Despite a broadband connection being considered a modern day essential, research from UK consumer group Which? research reveals that 12.5 million households are frustrated with poor broadband services.

​To help people to overcome their frustrations, the consumer champion is launching a new speed checker and complaint tool in a drive to get the UK better connected. Which? ​found that many people are plagued by poor connections, dropouts and slow speeds.

Which? research found that 16 million people – or six in 10 (59 per cent) – experience​​d some kind of problem with their home Internet connection in the last year with a “huge” 12.5 million – almost nine in 10 – frustrated as a result. Which? supporters said:

  • “I am unable to carry out my postgraduate research on the Internet with such slow and inconsistent broadband speeds – it’s affecting my education”
  • “These days, broadband is as important as gas, water or electricity. Imagine only having 10 per cent pressure on your water supply!”
  • “It is really frustrating waiting for a website to load or waiting for a film to stream. If a provider claims to have a certain broadband speed, they should provide the service.”

Which? found that four in 10 (38 per cent) of those who experienced internet connection issues have been completely stopped from carrying out one or more online activities​ as a result.

One in five (19 per cent) people said that connection problems have had a negative financial impact on them and three in 10 (31 per cent) said that connection issues meant that online banking and paying bills was either completely prevented or took much longer than usual.

18-24 year olds are significantly more frustrated by poor broadband than any other age group.

To help consumers get better connected, Which? is launching a new campaign to ’Fix Bad Broadband’. The body is calling on people to use its new speed checker to find out their actual broadband speed, complain if they’re not getting what they paid for and help to build a picture of the real speeds and problems people are experiencing across the country.

The new speed checker will allow users to:

  • Test performance: once broadband provider, expected speed and location details are submitted, the speed checker then tells you how your service is performing.
  • Get advice:Which? is providing free tips to help consumers improve their speed and service quickly, without having to contact their provider.
  • Complain: After checking their speed, if people aren’t getting the level of service they’ve paid for, they will be able to complain directly to their provider.

“With millions of us frustrated by​ bad broadband and stopped from doing the simplest of online tasks, we have launched a new, free tool to help people improve their connection,” explained Alex Neill, Which?

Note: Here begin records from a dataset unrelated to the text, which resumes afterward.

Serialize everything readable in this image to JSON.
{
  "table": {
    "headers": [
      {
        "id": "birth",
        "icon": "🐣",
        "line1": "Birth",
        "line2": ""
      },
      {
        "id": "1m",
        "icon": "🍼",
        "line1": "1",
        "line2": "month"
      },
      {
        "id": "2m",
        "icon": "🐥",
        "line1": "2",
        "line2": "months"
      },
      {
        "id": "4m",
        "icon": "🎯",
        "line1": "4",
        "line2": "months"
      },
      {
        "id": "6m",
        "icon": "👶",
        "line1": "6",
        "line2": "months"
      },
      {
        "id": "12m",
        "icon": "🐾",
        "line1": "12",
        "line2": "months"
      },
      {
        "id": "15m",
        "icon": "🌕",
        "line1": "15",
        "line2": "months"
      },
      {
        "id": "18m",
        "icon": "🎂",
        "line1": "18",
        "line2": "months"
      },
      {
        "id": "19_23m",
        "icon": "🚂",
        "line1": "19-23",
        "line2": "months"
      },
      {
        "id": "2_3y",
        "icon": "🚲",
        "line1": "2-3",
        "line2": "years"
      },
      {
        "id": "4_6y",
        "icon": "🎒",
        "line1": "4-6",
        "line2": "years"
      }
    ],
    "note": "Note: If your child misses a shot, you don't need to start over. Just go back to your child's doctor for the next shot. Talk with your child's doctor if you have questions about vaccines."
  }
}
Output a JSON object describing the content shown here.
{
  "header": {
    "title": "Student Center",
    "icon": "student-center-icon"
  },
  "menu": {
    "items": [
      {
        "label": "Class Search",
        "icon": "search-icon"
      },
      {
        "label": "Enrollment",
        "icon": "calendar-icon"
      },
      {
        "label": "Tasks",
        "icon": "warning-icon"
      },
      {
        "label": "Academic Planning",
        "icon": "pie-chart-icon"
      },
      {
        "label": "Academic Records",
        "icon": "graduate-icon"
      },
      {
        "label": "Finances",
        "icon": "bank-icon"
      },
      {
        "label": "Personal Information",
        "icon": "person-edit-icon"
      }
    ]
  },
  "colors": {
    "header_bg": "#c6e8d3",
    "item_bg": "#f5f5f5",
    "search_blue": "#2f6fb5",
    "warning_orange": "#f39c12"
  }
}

Managing Director of Home Services. “There is nothing more annoying than your Internet cutting out​ when you’re streaming your favourite programme​, ​or ​when you’ve spent ages filling your online ​shopping​ basket but your connection is too slow to get you to the checkout. ​Far too many people are experiencing problems with their broadband across the country and we want to help people to​ fix ​it.”

Dan Howdle, consumer telecoms analyst at Ofcom-accredited broadband advice site, said that the findings that the majority of Britons experienced some sort of Internet issue within the space of a year was “not entirely surprising”, adding that ‘problems’ as a general category vary greatly in severity, from the odd bit of Netflix buffering during peak periods, to full-blown local (or even national) outages.

“Depending on the severity of the problem, then, customers may be within their rights to switch to another provider. Ofcom rules offer a get-out clause if the provider has failed in providing an acceptable level of service. Just as consumers are required to meet monthly payments, providers are obliged to deliver the service we pay for – failure to do this is a breach of contract and may mean you can vote with your feet without fear of cancellation fees,” he advised.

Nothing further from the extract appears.